# Vertical Smoker Build - Need Some Guidance



## robotfist (Jun 15, 2021)

Hi there. I have a 4' tall piece of pipe in my backyard that is 20" in diameter and made of 5/16" carbon steel (see pic). It's begging me to turn it into a smoker. I was originally going to build an offset smoker with it, but space is limited at my home, and I've determined that a vertical will fit much better on my patio. There are plenty of DIY instructions for building offsets, but very few when it comes to building verticals. I have some questions and I was wondering if anyone in this forum might be able to help me with them.

First off, due to space limitations, I won't be putting a fire box on the outside of this smoker. It'll need to go in the bottom, like a UDS. How should I separate the firebox from the smoke chamber? My plan is to cut two different doors, one for the smoke chamber and one for the firebox, and then create a divider between the two chambers.  And maybe place a water tray on it? So should I maybe weld in a circular steel plate as a divider, leaving gaps on the sides for the smoke to pass through? Or maybe use a perforated, steel circle as the divider? Any suggestions would be helpful. I can't find a lot of info out there about installing fire boxes into a vertical smoker.

Second, how big of a smokestack should go on the top? The store-bought vertical cabinets seem to have no chimneys on them, but all the DYI verticals I see (usually made from propane cylinders) have smokestacks. I was originally going to attach a smokestack that is 4" in diameter and 16" tall on the top, just to get the smoke up and away from eye level. But there was no rhyme or reason to those dimensions, I just picked them out of thin air. Any thoughts on this?

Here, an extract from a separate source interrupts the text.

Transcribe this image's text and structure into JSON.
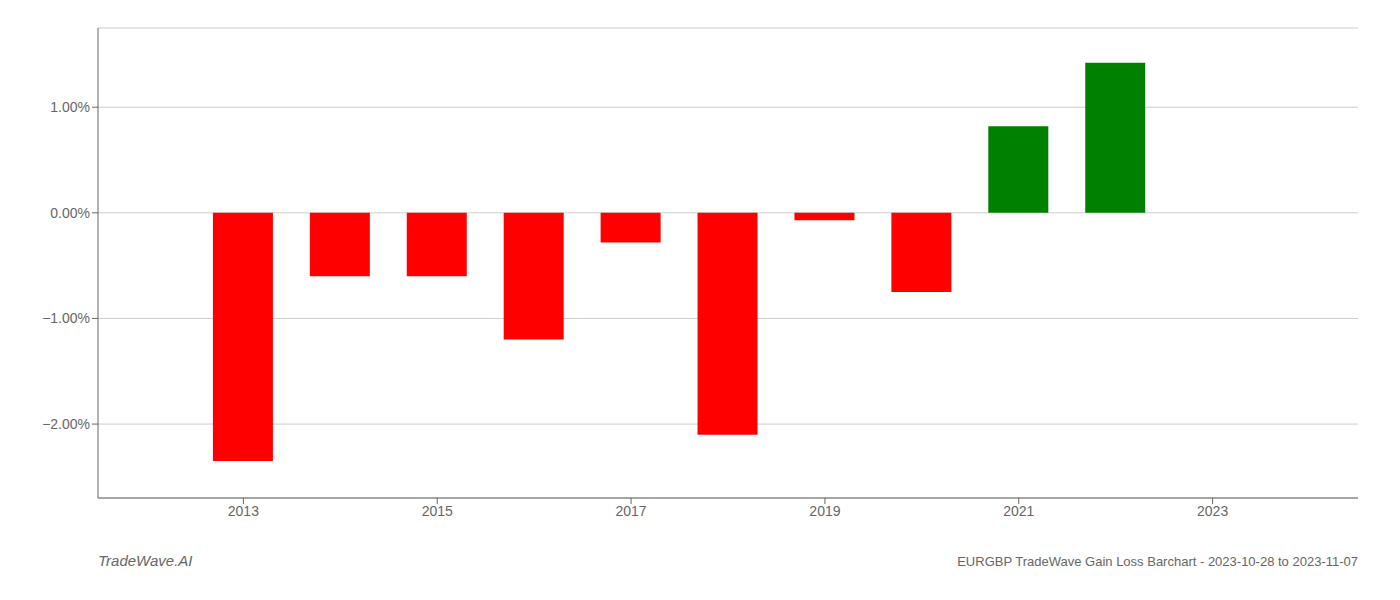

And lastly, if my pipe is 4' tall, how much of that should I allocate to the smoke chamber, and how much to the firebox?

Any help would be much appreciated. Thanks.


----------



## kilo charlie (Jun 15, 2021)

Below are photos of my various vertical smokers to help give you some ideas.






Above is my Pit Boss Copperhead 5 (when it was brand new) The square box at the bottom is a cover for the burn pot and above that is the water pan followed by the racks.

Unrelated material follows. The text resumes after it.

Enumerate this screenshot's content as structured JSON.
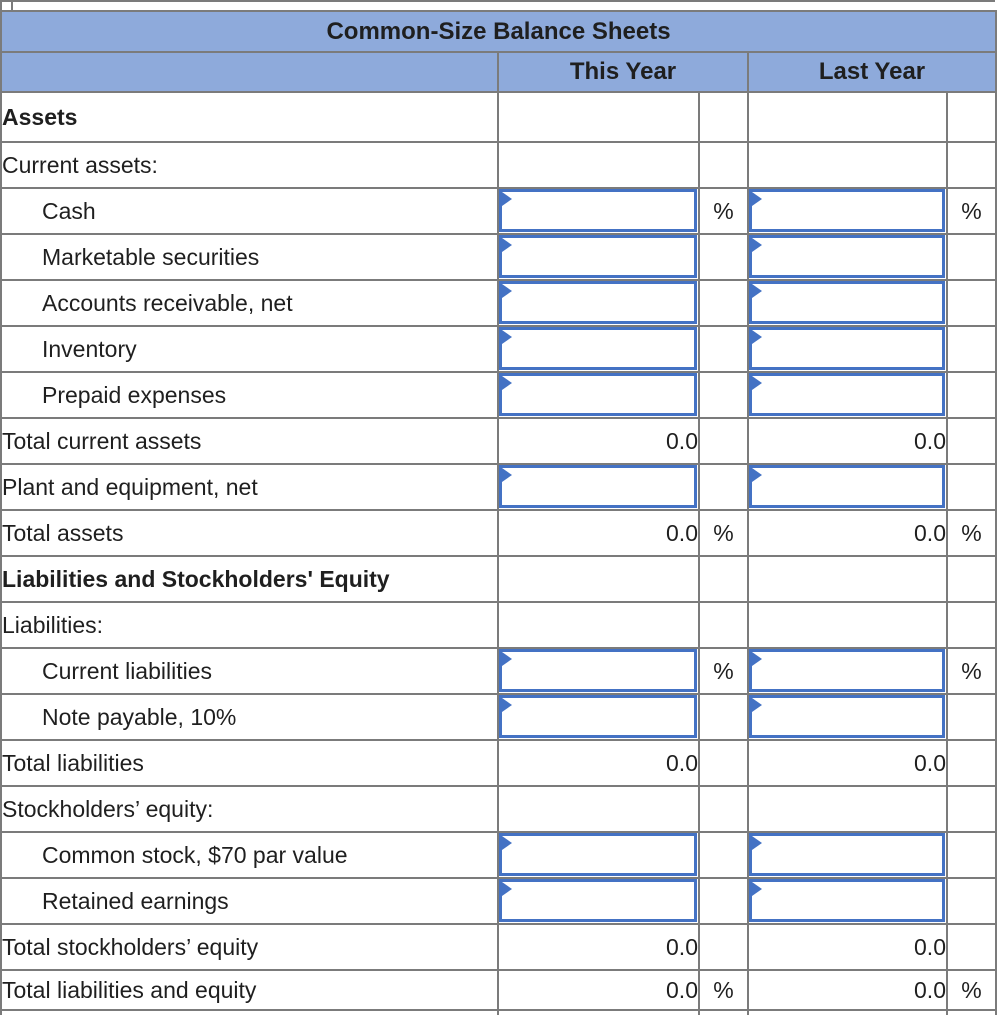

This is the adjustable chimney/rain cap. It's threaded to open or close the air flow.






Above is the propane smoker. It's got two doors with the smaller one to access the wood boxes.

I was using this as a cold smoker with the A Maze N tube laying in the water pan. There is an overlap of metal angled down to force the drippings into the water pan.

The foil pan on top is blocking it but you can see the top edge of the static chimney that is non adjustable. 






This is a smaller propane smoker that had a combination water and wood pan... I modified it by adding a small hotel pan as the water pan and kept the other tray for wood chips and pellets.
I also lined the inside with some mirror polished stainless steel to double the wall thickness. Lava Lock seal for the door.

You can see there is no chimney on this one and just a sliding vent to supposedly control the temps.

Hopefully this will spur some design ideas for your build!


----------



## robotfist (Jun 15, 2021)

kilo charlie said:


> Hopefully this will spur some design ideas for your build!



Hey thanks for that! That certainly helps. It looks like in all cases, your firebox is clearly divided from your smoke chamber. So maybe I don't need a ton of open air between the two.


----------



## kilo charlie (Jun 16, 2021)

If you have a plate between the fire box and the cooking chamber.. the fire will heat that plate and that will help radiate the heat more evenly vs just having a hot spot of heat shooting straight up. 

I hope that make some sort of sense haha


----------



## JLeonard (Jun 16, 2021)

I would suggest looking at UDS builds and How the WSM's are set up and kinda base your build off if those. Looking forward to seeing your progress on this,
Jim


----------



## robotfist (Jun 16, 2021)

kilo charlie said:


> If you have a plate between the fire box and the cooking chamber.. the fire will heat that plate and that will help radiate the heat more evenly vs just having a hot spot of heat shooting straight up.
> I hope that make some sort of sense haha



Yep, totally. Makes perfect sense. And I imagine it would also help keep heat from escaping the smoke chamber when I open the firebox to refuel.


----------



## kilo charlie (Jun 16, 2021)

robotfist said:


> Yep, totally. Makes perfect sense. And I imagine it would also help keep heat from escaping the smoke chamber when I open the firebox to refuel.


Yes that too!


----------



## andres (Jan 3, 2022)

Hey! Did you finish your build? I just started a project with two 300L propane tanks, and Im decided to do a vertical one. Maybe not a stick burner but for charcoal, based on the idea of the WSM. I´ll post some pictures next week once I start the project, It would be cool to see how yours turned out.


----------